Towards an app to predict mango production in the Sahel

Science at work 20 February 2019
Drones and image recognition can be used to estimate yields from mango orchards in the Sahel. These predictions are invaluable to producers, but also to several other actors in the sector. The project, conducted by a PhD student at CIRAD, could well become a mobile app for farmers.
The image recognition system developed by researchers counts the number of mangoes on a tree in just 0.3 seconds © CIRAD

One of the openings for my research is a smartphone app to help mango farmers estimate their future yields ”, says Julien Sarron, a PhD student in CIRAD’s HortSys research unit. Predicting mango yields is in fact the subject of the thesis, labelled #DigitAg, that he is working on in Senegal.

Useful information for all actors in the sector

Estimating agricultural yields prior to harvesting gives small farmers negotiating power during the sale of their products and enables exporters to better organize their logistics. Estimation tools already exist for the production of the major annual crops, but are more difficult to implement for perennial crops. This is the challenge taken up by Julien Sarron and his colleagues.

Understanding yield variability

The PhD student focused on mango orchards in the Niayes region in the west of Senegal. The main challenge was to adapt to yield heterogeneity at the individual tree level as well as at that of the orchard. Indeed, the yield from a plot varies according to geographical situation, planting density, agricultural practices, etc. And within the orchard, the mango trees will give more or less fruit depending on their age or their variety.

Modelling and image recognition

Julien Sarron and his colleagues at CIRAD and the Institut Sénégalais de Recherche Agricole (Senegal Agricultural Research Institute) developed a digital toolbox capable of quantifying production at both the tree level and the orchard level. These tools are based on modelling and artificial intelligence for image recognition (see box). The photos are taken with a simple digital camera in order to estimate production at the tree level, and with a drone to assess yields at the orchard level (see photos below). In 2017, this methodology passed the test of comparison with real yields, thereby demonstrating its effectiveness. The researchers are now considering extending their method to other perennial crop sectors such as cocoa, lychees and citrus fruits.

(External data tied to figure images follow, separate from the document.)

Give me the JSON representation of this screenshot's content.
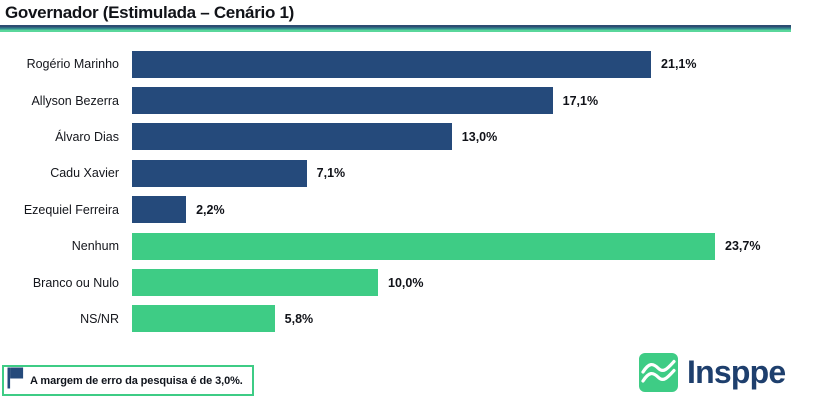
{
  "header": {
    "title": "Governador (Estimulada – Cenário 1)"
  },
  "chart_data": {
    "type": "bar",
    "orientation": "horizontal",
    "title": "Governador (Estimulada – Cenário 1)",
    "unit": "%",
    "xlim": [
      0,
      28
    ],
    "grid": false,
    "legend": "none",
    "categories": [
      "Rogério Marinho",
      "Allyson Bezerra",
      "Álvaro Dias",
      "Cadu Xavier",
      "Ezequiel Ferreira",
      "Nenhum",
      "Branco ou Nulo",
      "NS/NR"
    ],
    "values": [
      21.1,
      17.1,
      13.0,
      7.1,
      2.2,
      23.7,
      10.0,
      5.8
    ],
    "rows": [
      {
        "label": "Rogério Marinho",
        "value": 21.1,
        "value_label": "21,1%",
        "color": "#254a7b"
      },
      {
        "label": "Allyson Bezerra",
        "value": 17.1,
        "value_label": "17,1%",
        "color": "#254a7b"
      },
      {
        "label": "Álvaro Dias",
        "value": 13.0,
        "value_label": "13,0%",
        "color": "#254a7b"
      },
      {
        "label": "Cadu Xavier",
        "value": 7.1,
        "value_label": "7,1%",
        "color": "#254a7b"
      },
      {
        "label": "Ezequiel Ferreira",
        "value": 2.2,
        "value_label": "2,2%",
        "color": "#254a7b"
      },
      {
        "label": "Nenhum",
        "value": 23.7,
        "value_label": "23,7%",
        "color": "#3ecc85"
      },
      {
        "label": "Branco ou Nulo",
        "value": 10.0,
        "value_label": "10,0%",
        "color": "#3ecc85"
      },
      {
        "label": "NS/NR",
        "value": 5.8,
        "value_label": "5,8%",
        "color": "#3ecc85"
      }
    ],
    "colors": {
      "candidate_bar": "#254a7b",
      "other_bar": "#3ecc85",
      "rule_navy": "#2c4d72",
      "rule_teal": "#35878f",
      "rule_green": "#5ad79b"
    }
  },
  "footer": {
    "note": "A margem de erro da pesquisa é de 3,0%.",
    "logo_text": "Insppe"
  }
}
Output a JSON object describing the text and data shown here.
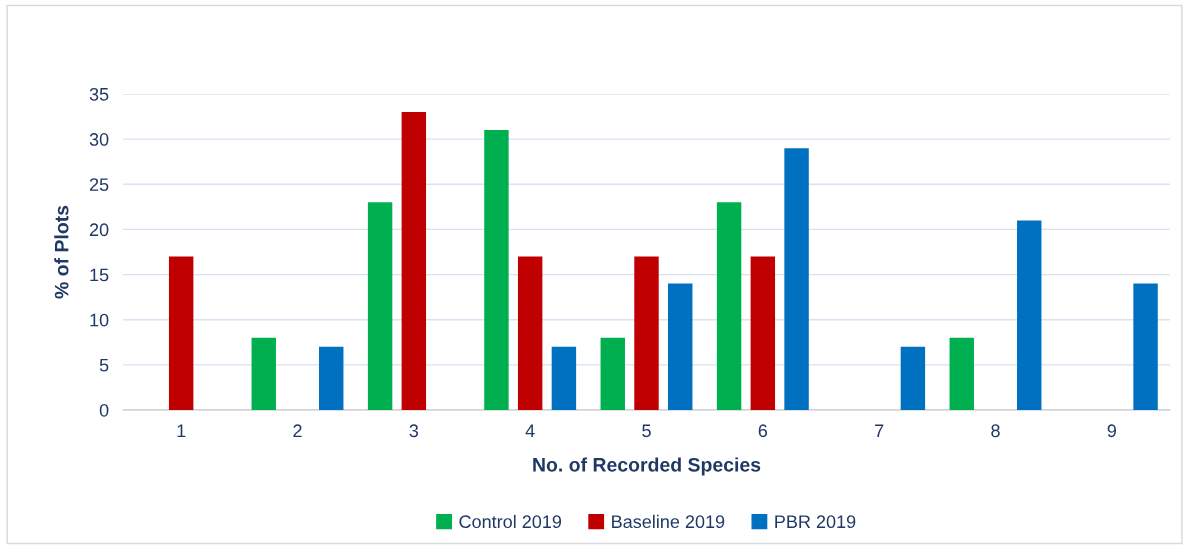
{
  "chart_data": {
    "type": "bar",
    "xlabel": "No. of Recorded Species",
    "ylabel": "% of Plots",
    "categories": [
      "1",
      "2",
      "3",
      "4",
      "5",
      "6",
      "7",
      "8",
      "9"
    ],
    "series": [
      {
        "name": "Control 2019",
        "color": "#00b050",
        "values": [
          null,
          8,
          23,
          31,
          8,
          23,
          null,
          8,
          null
        ]
      },
      {
        "name": "Baseline 2019",
        "color": "#c00000",
        "values": [
          17,
          null,
          33,
          17,
          17,
          17,
          null,
          null,
          null
        ]
      },
      {
        "name": "PBR 2019",
        "color": "#0070c0",
        "values": [
          null,
          7,
          null,
          7,
          14,
          29,
          7,
          21,
          14
        ]
      }
    ],
    "ylim": [
      0,
      35
    ],
    "yticks": [
      0,
      5,
      10,
      15,
      20,
      25,
      30,
      35
    ],
    "grid": "y",
    "legend": "bottom"
  }
}
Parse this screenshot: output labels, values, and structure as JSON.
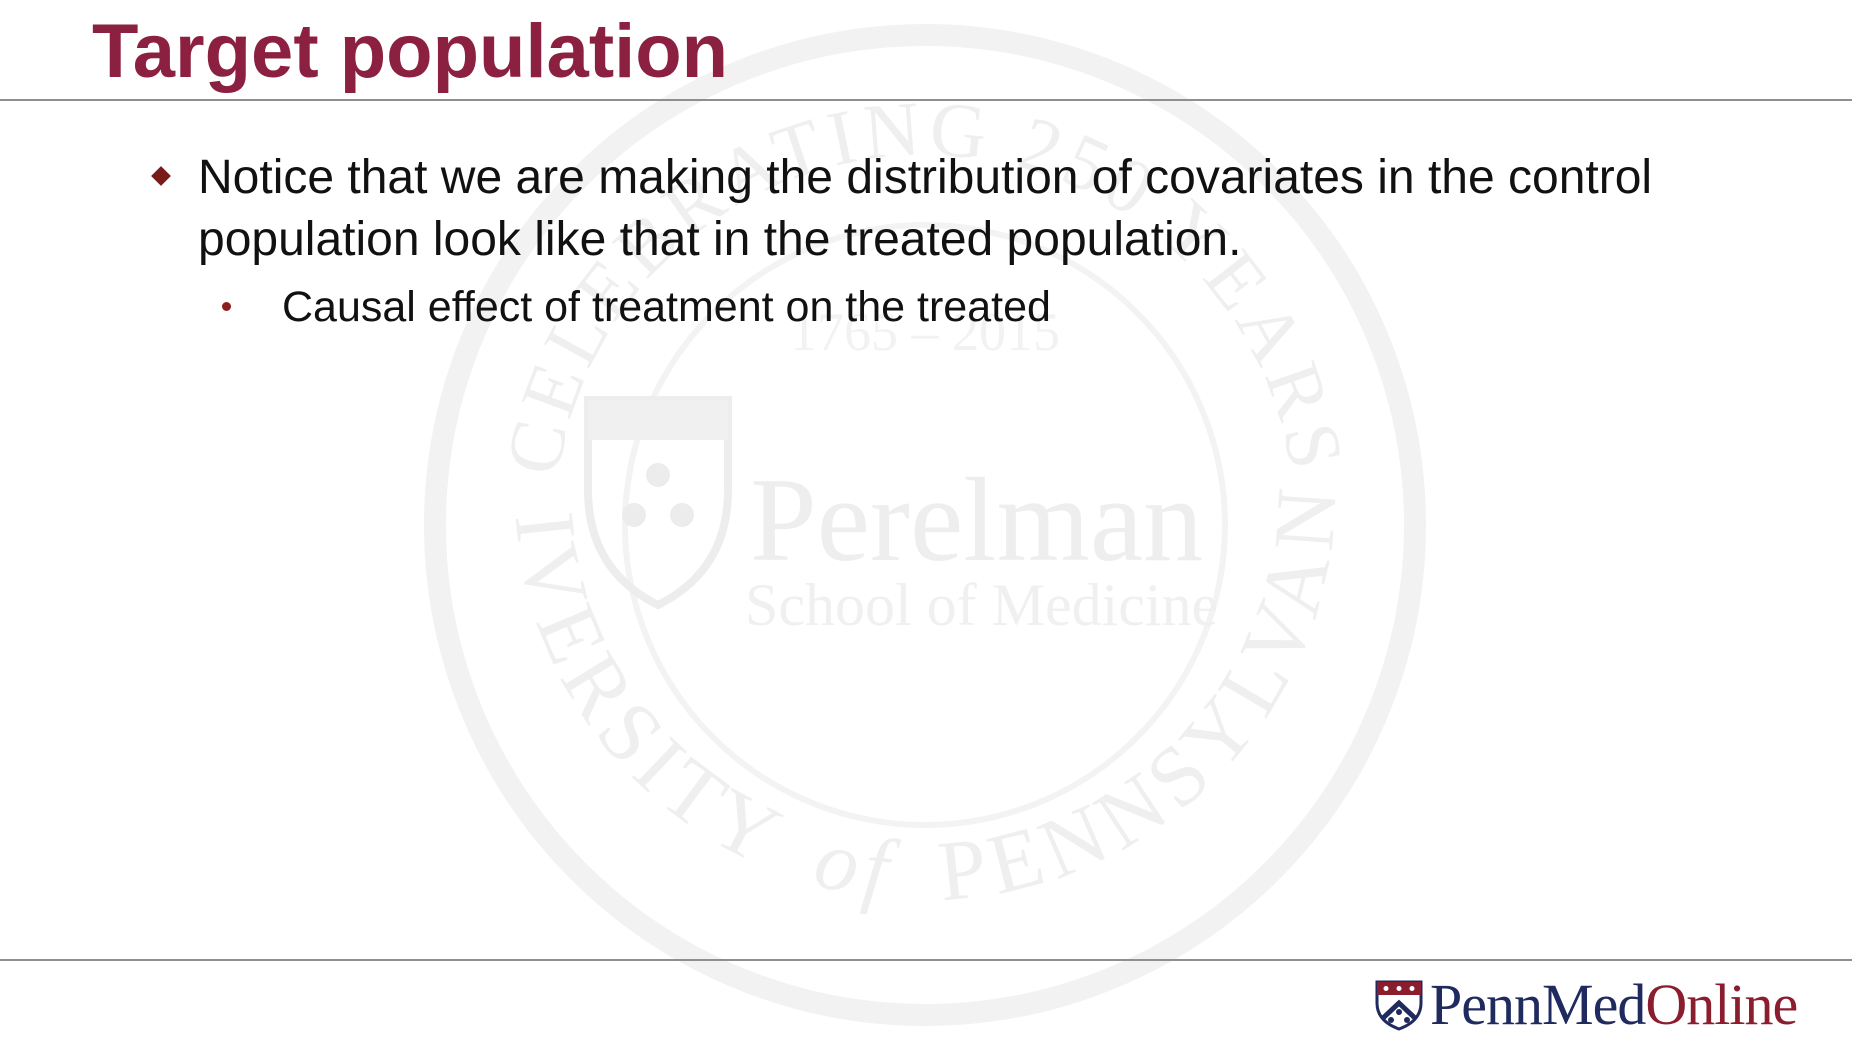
{
  "slide": {
    "title": "Target population",
    "bullets": [
      {
        "text": "Notice that we are making the distribution of covariates in the control population look like that in the treated population.",
        "sub_bullets": [
          "Causal effect of treatment on the treated"
        ]
      }
    ]
  },
  "watermark": {
    "icon": "perelman-seal-icon",
    "arc_top": "CELEBRATING 250 YEARS",
    "years": "1765 – 2015",
    "name": "Perelman",
    "subname": "School of Medicine",
    "arc_left": "UNIVERSITY",
    "arc_of": "of",
    "arc_right": "PENNSYLVANIA"
  },
  "footer": {
    "logo_part1": "Penn",
    "logo_part2": "Med",
    "logo_part3": "Online",
    "logo_icon": "penn-shield-icon"
  },
  "colors": {
    "title": "#8b2040",
    "rule": "#8f8f8f",
    "bullet_marker": "#7a1b1b",
    "logo_blue": "#1f2a5e",
    "logo_red": "#8b1e2e",
    "watermark": "#f1f1f1"
  }
}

An application for farmers

Building on this success, Julien Sarron and his team are planning to develop a smartphone app. To implement this project they have requested support from the Société d’Accélération du Transfert de Technologies (SATT - Technology Transfer Acceleration Company) AxLR . “In order to obtain an accurate yield estimate, a farmer will just need to take a few photos of his mango trees and to enter information about his plot, such as the number of trees and the variety ”, says the young researcher. “This data will then be added to an online database also containing information on the climate, soil, administrative limitations, etc. The database will make it possible to spatialize yields. It will be available to all actors in the sector, buyers, exporters, local authorities, states, etc. ”. In terms of science, it will enable researchers to study the parameters that generate yield heterogeneity in and between orchards.

When deep-learning counts fruit

The image analysis system jointly developed by researchers from the HortSys and AMAP research units is based on a deep neural network specialising in mango recognition. Using a simple photo, the detection algorithm counts the number of fruits on a tree in just 0.3 seconds and with an error margin of 5%! This artificial intelligence system (deep neural network) was trained and calibrated on a set of more than 7200 annotated images of mango trees. It is thus highly robust, but also adaptable, since it works even for green fruits and for different mango tree varieties.